Er redete noch weiter, aber irgendwie konnte ich ihm nicht mehr zuhören. In meinem Kopf stürzten die Gedanken durcheinander, verbanden sich zu einem klareren Bild und ich erinnerte mich wieder, was genau nach dem Verlassen des PSC-Geländes noch passiert war. Wie hatte ich das vergessen können? War ich so müde gewesen, dass mein Hirn einfach alles verdrängt hatte? Uruha hatte doch gesagt, er würde auch gern einen Freund haben. Und dass er seinen Traumtypen schon getroffen hatte. Kai.

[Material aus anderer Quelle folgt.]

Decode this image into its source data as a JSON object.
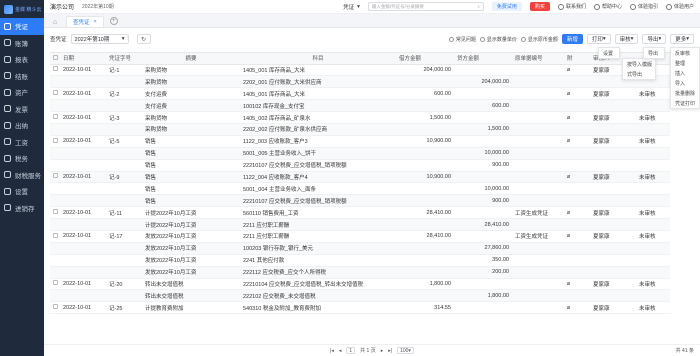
{
  "app": {
    "logo_text": "金蝶 精斗云",
    "company": "演示公司",
    "period": "2022年第10期"
  },
  "sidebar": {
    "items": [
      {
        "label": "凭证",
        "icon": "voucher-icon",
        "active": true
      },
      {
        "label": "账簿",
        "icon": "book-icon"
      },
      {
        "label": "报表",
        "icon": "report-icon"
      },
      {
        "label": "结账",
        "icon": "close-icon"
      },
      {
        "label": "资产",
        "icon": "asset-icon"
      },
      {
        "label": "发票",
        "icon": "invoice-icon"
      },
      {
        "label": "出纳",
        "icon": "cashier-icon"
      },
      {
        "label": "工资",
        "icon": "salary-icon"
      },
      {
        "label": "税务",
        "icon": "tax-icon"
      },
      {
        "label": "财税服务",
        "icon": "service-icon"
      },
      {
        "label": "设置",
        "icon": "settings-icon"
      },
      {
        "label": "进销存",
        "icon": "inventory-icon"
      }
    ]
  },
  "topbar": {
    "voucher_select": "凭证",
    "search_placeholder": "输入金额/凭证号/分录摘要",
    "free_label": "免费试用",
    "buy_label": "购买",
    "contact_label": "联系我们",
    "help_label": "帮助中心",
    "guide_label": "体验指引",
    "user_label": "体验用户"
  },
  "tabs": {
    "active": "查凭证"
  },
  "toolbar": {
    "label": "查凭证",
    "period": "2022年第10期",
    "common_query": "常见问题",
    "show_qty": "显示数量单价",
    "show_fx": "显示原币金额",
    "new_label": "新增",
    "print_label": "打印",
    "audit_label": "审核",
    "export_label": "导出",
    "more_label": "更多"
  },
  "dropdowns": {
    "print_menu": [
      "设置"
    ],
    "audit_menu": [
      "按导入模版",
      "式导出"
    ],
    "export_menu": [
      "导出"
    ],
    "more_menu": [
      "反审核",
      "整理",
      "插入",
      "导入",
      "批量删除",
      "凭证打印"
    ]
  },
  "table": {
    "headers": [
      "日期",
      "凭证字号",
      "摘要",
      "科目",
      "借方金额",
      "贷方金额",
      "原单据编号",
      "附",
      "",
      "审核人"
    ],
    "rows": [
      {
        "date": "2022-10-01",
        "no": "记-1",
        "summary": "采购货物",
        "subject": "1405_001 库存商品_大米",
        "debit": "204,000.00",
        "credit": "",
        "src": "",
        "att": true,
        "auditor": "夏家康",
        "status": "已审核"
      },
      {
        "date": "",
        "no": "",
        "summary": "采购货物",
        "subject": "2202_001 应付账款_大米供应商",
        "debit": "",
        "credit": "204,000.00",
        "src": "",
        "att": false,
        "auditor": "",
        "status": ""
      },
      {
        "date": "2022-10-01",
        "no": "记-2",
        "summary": "支付运费",
        "subject": "1405_001 库存商品_大米",
        "debit": "600.00",
        "credit": "",
        "src": "",
        "att": true,
        "auditor": "夏家康",
        "status": "未审核"
      },
      {
        "date": "",
        "no": "",
        "summary": "支付运费",
        "subject": "100102 库存现金_支付宝",
        "debit": "",
        "credit": "600.00",
        "src": "",
        "att": false,
        "auditor": "",
        "status": ""
      },
      {
        "date": "2022-10-01",
        "no": "记-3",
        "summary": "采购货物",
        "subject": "1405_002 库存商品_矿泉水",
        "debit": "1,500.00",
        "credit": "",
        "src": "",
        "att": true,
        "auditor": "夏家康",
        "status": "未审核"
      },
      {
        "date": "",
        "no": "",
        "summary": "采购货物",
        "subject": "2202_002 应付账款_矿泉水供应商",
        "debit": "",
        "credit": "1,500.00",
        "src": "",
        "att": false,
        "auditor": "",
        "status": ""
      },
      {
        "date": "2022-10-01",
        "no": "记-5",
        "summary": "销售",
        "subject": "1122_003 应收账款_客户3",
        "debit": "10,900.00",
        "credit": "",
        "src": "",
        "att": true,
        "auditor": "夏家康",
        "status": "未审核"
      },
      {
        "date": "",
        "no": "",
        "summary": "销售",
        "subject": "5001_005 主营业务收入_饼干",
        "debit": "",
        "credit": "10,000.00",
        "src": "",
        "att": false,
        "auditor": "",
        "status": ""
      },
      {
        "date": "",
        "no": "",
        "summary": "销售",
        "subject": "22210107 应交税费_应交增值税_销项税额",
        "debit": "",
        "credit": "900.00",
        "src": "",
        "att": false,
        "auditor": "",
        "status": ""
      },
      {
        "date": "2022-10-01",
        "no": "记-9",
        "summary": "销售",
        "subject": "1122_004 应收账款_客户4",
        "debit": "10,900.00",
        "credit": "",
        "src": "",
        "att": true,
        "auditor": "夏家康",
        "status": "未审核"
      },
      {
        "date": "",
        "no": "",
        "summary": "销售",
        "subject": "5001_004 主营业务收入_面条",
        "debit": "",
        "credit": "10,000.00",
        "src": "",
        "att": false,
        "auditor": "",
        "status": ""
      },
      {
        "date": "",
        "no": "",
        "summary": "销售",
        "subject": "22210107 应交税费_应交增值税_销项税额",
        "debit": "",
        "credit": "900.00",
        "src": "",
        "att": false,
        "auditor": "",
        "status": ""
      },
      {
        "date": "2022-10-01",
        "no": "记-11",
        "summary": "计提2022年10月工资",
        "subject": "560110 销售费用_工资",
        "debit": "28,410.00",
        "credit": "",
        "src": "工资生成凭证",
        "att": true,
        "auditor": "夏家康",
        "status": "未审核"
      },
      {
        "date": "",
        "no": "",
        "summary": "计提2022年10月工资",
        "subject": "2211 应付职工薪酬",
        "debit": "",
        "credit": "28,410.00",
        "src": "",
        "att": false,
        "auditor": "",
        "status": ""
      },
      {
        "date": "2022-10-01",
        "no": "记-17",
        "summary": "发放2022年10月工资",
        "subject": "2211 应付职工薪酬",
        "debit": "28,410.00",
        "credit": "",
        "src": "工资生成凭证",
        "att": true,
        "auditor": "夏家康",
        "status": "未审核"
      },
      {
        "date": "",
        "no": "",
        "summary": "发放2022年10月工资",
        "subject": "100203 银行存款_银行_美元",
        "debit": "",
        "credit": "27,860.00",
        "src": "",
        "att": false,
        "auditor": "",
        "status": ""
      },
      {
        "date": "",
        "no": "",
        "summary": "发放2022年10月工资",
        "subject": "2241 其他应付款",
        "debit": "",
        "credit": "350.00",
        "src": "",
        "att": false,
        "auditor": "",
        "status": ""
      },
      {
        "date": "",
        "no": "",
        "summary": "发放2022年10月工资",
        "subject": "222112 应交税费_应交个人所得税",
        "debit": "",
        "credit": "200.00",
        "src": "",
        "att": false,
        "auditor": "",
        "status": ""
      },
      {
        "date": "2022-10-01",
        "no": "记-20",
        "summary": "转出未交增值税",
        "subject": "22210104 应交税费_应交增值税_转出未交增值税",
        "debit": "1,800.00",
        "credit": "",
        "src": "",
        "att": true,
        "auditor": "夏家康",
        "status": "未审核"
      },
      {
        "date": "",
        "no": "",
        "summary": "转出未交增值税",
        "subject": "222102 应交税费_未交增值税",
        "debit": "",
        "credit": "1,800.00",
        "src": "",
        "att": false,
        "auditor": "",
        "status": ""
      },
      {
        "date": "2022-10-01",
        "no": "记-25",
        "summary": "计提教育费附加",
        "subject": "540310 税金及附加_教育费附加",
        "debit": "314.55",
        "credit": "",
        "src": "",
        "att": true,
        "auditor": "夏家康",
        "status": "未审核"
      }
    ]
  },
  "pager": {
    "page": "1",
    "of": "共 1 页",
    "size": "100",
    "total": "共 41 条"
  }
}
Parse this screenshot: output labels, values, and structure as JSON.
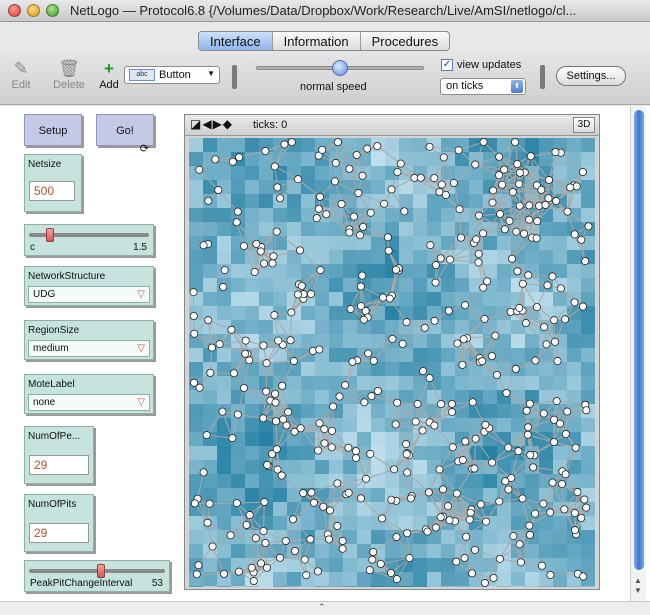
{
  "window": {
    "title": "NetLogo — Protocol6.8 {/Volumes/Data/Dropbox/Work/Research/Live/AmSI/netlogo/cl..."
  },
  "tabs": [
    {
      "label": "Interface",
      "active": true
    },
    {
      "label": "Information",
      "active": false
    },
    {
      "label": "Procedures",
      "active": false
    }
  ],
  "toolbar": {
    "edit_label": "Edit",
    "delete_label": "Delete",
    "add_label": "Add",
    "widget_type": "Button",
    "speed_label": "normal speed",
    "view_updates_label": "view updates",
    "view_updates_checked": true,
    "update_mode": "on ticks",
    "settings_label": "Settings..."
  },
  "widgets": {
    "setup_label": "Setup",
    "go_label": "Go!",
    "netsize": {
      "label": "Netsize",
      "value": "500"
    },
    "c_slider": {
      "label": "c",
      "value": "1.5",
      "fraction": 0.15
    },
    "network_structure": {
      "label": "NetworkStructure",
      "value": "UDG"
    },
    "region_size": {
      "label": "RegionSize",
      "value": "medium"
    },
    "mote_label": {
      "label": "MoteLabel",
      "value": "none"
    },
    "num_of_pe": {
      "label": "NumOfPe...",
      "value": "29"
    },
    "num_of_pits": {
      "label": "NumOfPits",
      "value": "29"
    },
    "peak_pit": {
      "label": "PeakPitChangeInterval",
      "value": "53",
      "fraction": 0.53
    }
  },
  "view": {
    "ticks_label": "ticks: 0",
    "btn_3d": "3D",
    "colors": {
      "patch_light": "#d4ecf7",
      "patch_dark": "#0a6f96",
      "mote": "#ffffff",
      "link": "#a9a9a9"
    }
  }
}
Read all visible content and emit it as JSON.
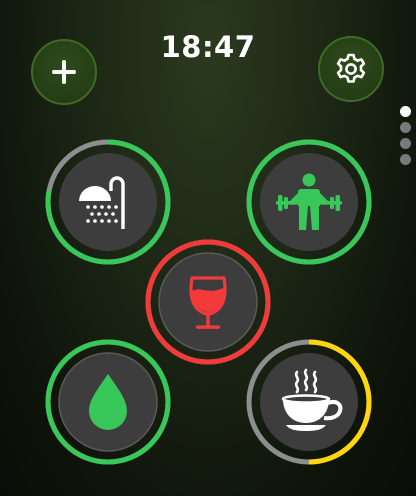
{
  "status": {
    "time": "18:47"
  },
  "header": {
    "add_icon": "plus-icon",
    "settings_icon": "gear-icon"
  },
  "pager": {
    "pages": 4,
    "active_index": 0
  },
  "colors": {
    "ring_green": "#38c759",
    "ring_red": "#f23a3a",
    "ring_yellow": "#ffd60a",
    "ring_track": "#8e8e8e",
    "button_fill": "#3d3d3d"
  },
  "habits": [
    {
      "id": "shower",
      "icon": "shower-icon",
      "status_color": "#38c759",
      "progress": 0.78
    },
    {
      "id": "workout",
      "icon": "weightlifting-icon",
      "status_color": "#38c759",
      "progress": 1.0
    },
    {
      "id": "alcohol",
      "icon": "wine-glass-icon",
      "status_color": "#f23a3a",
      "progress": 1.0
    },
    {
      "id": "water",
      "icon": "water-drop-icon",
      "status_color": "#38c759",
      "progress": 1.0
    },
    {
      "id": "coffee",
      "icon": "coffee-cup-icon",
      "status_color": "#ffd60a",
      "progress": 0.5
    }
  ]
}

»… Auto fahren! Du kennst ihn ja. So wie in der Schule, wenn er mal einen Text vorlesen sollte. Blieb einfach stumm stehen und reagierte nicht mehr, wenn die Lehrer meinten, dass er anfangen soll! – Schatz? Hörst du überhaupt noch zu?«

Eine Schulter stieß gegen meine und fast hätte ich meine Nasenlöcher wegrasiert. Trotzdem rasten die Gedanken weiterhin durch meinen Kopf. Wenn Uruha den gestrigen Abend nur noch bruchstückhaft in Erinnerung hatte und so locker damit umging, dann hatte er vermutlich auch vergessen, was er zu mir gesagt hatte. Und er hatte noch nie eine Andeutung in diese Richtung gemacht, immerhin kannten wir uns jetzt zehn Jahre. Er hatte in seiner Trunkenheit etwas ausgeplaudert, was er entweder selbst erst seit kurzem wusste – es musste ja nicht immer Liebe auf den ersten Blick sein –, oder aber es war ein Versehen und eigentlich sollte das niemand wissen. Denn Uruha hatte bisher alle gekriegt, die er haben wollte. Wenn er offen zugegeben hätte, dass er auf Kai stand, wäre das von Anfang an ein aussichtsloser Kampf gewesen. Kai hatte eine Freundin. Seit elf Jahren.

»… und danach zieht er seinen Finger bestimmt wieder aus deinem Loch raus, das inzwischen ganz weich und schlüpfrig ist, und dann setzt er seine pralle Härte an deinen zuckenden Eingang und …«

»Was?«, fragte ich verwirrt, als Uruhas Worte mich wieder erreichten.

»Oh, du bist wieder da. Irgendwie musste ich dich doch aus deinen Gedanken locken.«

»Indem du dir ausmalst, wie Reita und ich …?!«

»Hm, warum nicht? Ich fand dich schon immer heiß. Und ein Dreier ist nie zu verachten, weißt du?« Uruhas Mundwinkel wanderten in die Höhe und er seufzte. Gut, dass ich keine Gedanken lesen konnte, die Bilder im Kopf des Anderen mussten schrecklich sein. Aber trotzdem, ich musste ihn irgendwie auf das Thema ansprechen, ich konnte doch nicht so tun, als wüsste ich es nicht mehr! Das wäre auch ihm gegenüber unfair, er wusste es schließlich wirklich nicht mehr. Vielleicht konnte ich ihm auch irgendwie helfen?

Plötzlich klopfte es.

»Seid ihr bald mal fertig? Was macht ihr da so lange?«, drang Kais Stimme durch die Tür.

»Willst du das wirklich wissen?«, rief Uruha grinsend zurück.

»Beeilt euch einfach!«

Stirnrunzelnd sah ich in Uruhas Augen, suchte nach irgendeinem Anzeichen, dass die Stimme unseres Leaders etwas in ihm ausgelöst hatte, doch er wirkte fröhlich und mitteilsam wie immer. Vielleicht war das gestern auch nicht sein Ernst gewesen? Betrunken erzählte man viel, wenn die Nacht lang war. Ob es immer die Wahrheit war, konnte man nie wissen.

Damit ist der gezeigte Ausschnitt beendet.